As presidential election season nears, the Commission on Presidential Debates (CPD) is once again being encouraged to include a third-party or independent candidate in next year's debates. A new group of more than 40 current and former elected officials is now lobbying the CPD to open its doors.

The bipartisan group Change the Rule - whose signatories include Sen. Angus King, former FBI director Michael Hayden, retired Gen. Stanley McChrystal and former senators Bob Kerrey and Joe Lieberman - has launched a national campaign taking on the CPD's controversial and exclusionary rules that they claim essentially prevent any candidate outside of the two-party system from participating in the presidential debates, reports The Hill. The group contends that the absence of third-party candidates ultimately harms democracy and serves the two major parties' interests.

The CPD was founded in 1988 by the Republican and Democratic parties, and its unelected members have since organized presidential and vice-presidential debates. The commission has unilaterally decided that in order to participate in the debates, a candidate must poll higher than 15 percent in at least five polls prior to the debates.
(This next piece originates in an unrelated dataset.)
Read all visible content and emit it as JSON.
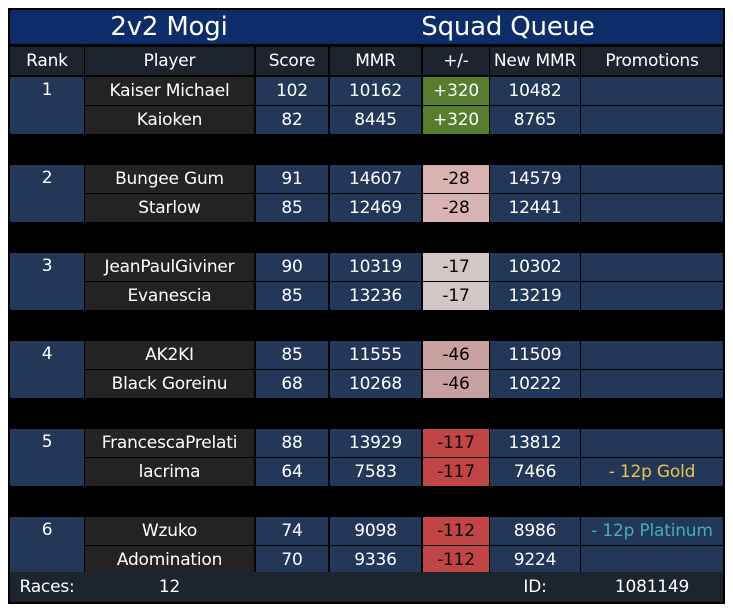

Change The Rule argues that any candidate not backed by a major party has little chance of getting into the debates. Since the CPD rules create unreasonable fundraising requirements, only candidates backed by millions of dollars have a shot at participating. The group estimated that to reach the 15 percent poll requirement, a non-major party candidate would have to spend some $300 million to align himself or herself with the major party candidates, according to The Hill.

The group sent private letters to CPD board members in January requesting that the commission remove some of its qualifications for nonmajor party candidates.

"Because the current rule affords independent candidates no chance to get into the debates, it dissuades men and women with extraordinary records of service to this country from running for President," the letter provided to The Hill says. "As a director of the CPD, you could ignore this complaint and wait for the ensuing legal process to play out. We think that would be a missed opportunity and an unfortunate mistake."

Change the Rule said that upon receiving the CPD's two-sentence response expressing gratitude for the input, it decided to take the fight public.

"A separate legal entity has filed a complaint with the Federal Election Commission and Change the Rule says legal challenges could follow over a rule the group says is in violation of federal law," reported The Hill.

Five-time candidate for president Ralph Nader previously sued the CPD over its allegedly unfair rules, as did former New Mexico Governor and Libertarian Party presidential candidate Gary Johnson, as well as ormer Green Party presidential candidate Jill Stein.

Change the Rule instead proposes that the commission determines who can participate in the debates based on ballot access. If a third-party candidate can prove that he or she has access to ballots in enough states to theoretically get the 270 electoral votes needed to win the presidency, that candidate should be allowed to participate in the debates, CTR says, reported ABC News.

Presidential debates play a crucial role in informing the public about candidates they might otherwise not hear from or even know existed, but since the CPD's founding, only one third-party candidate - Ross Perot in 1992 - has been allowed to participate in the debates.

Since then, the American political landscape has shifted dramatically away from both major parties. According to a 2014 Gallup survey, 42 percent of Americans say they are political independents belonging to neither party.

"[The two-party system] is not working in the best interests of our country and it needs to be challenged and, in some sense, assaulted," said Lieberman, calling the 15 percent barrier an "unfair obstacle," reported Politico.

While Lieberman said he believes the CPD has good people on its board, he said it was "dominated by the two parties" who have a strong interest in making it difficult for third parties to compete in debates.

"It's not my line, but the fastest-growing party in America is no party," he said. "I grew up in the two- party system and believe it did a good job of coalescing minority groups of opinion. But it's ceased to do that. The parties have become increasingly homogeneous."

In 1998, the CPD's rules prompted renowned journalist Walker Cronkite to speak about the farce that the debates have become. "The debates are part of the unconscionable fraud that our political campaigns have become," Cronkite said. "Here is a means to present to the American people a rational exposition of the major issues that face the nation, and the alternate approaches to their solution. Yet the candidates participate only with the guarantee of a format that defies meaningful discourse. They should be charged with sabotaging the electoral process."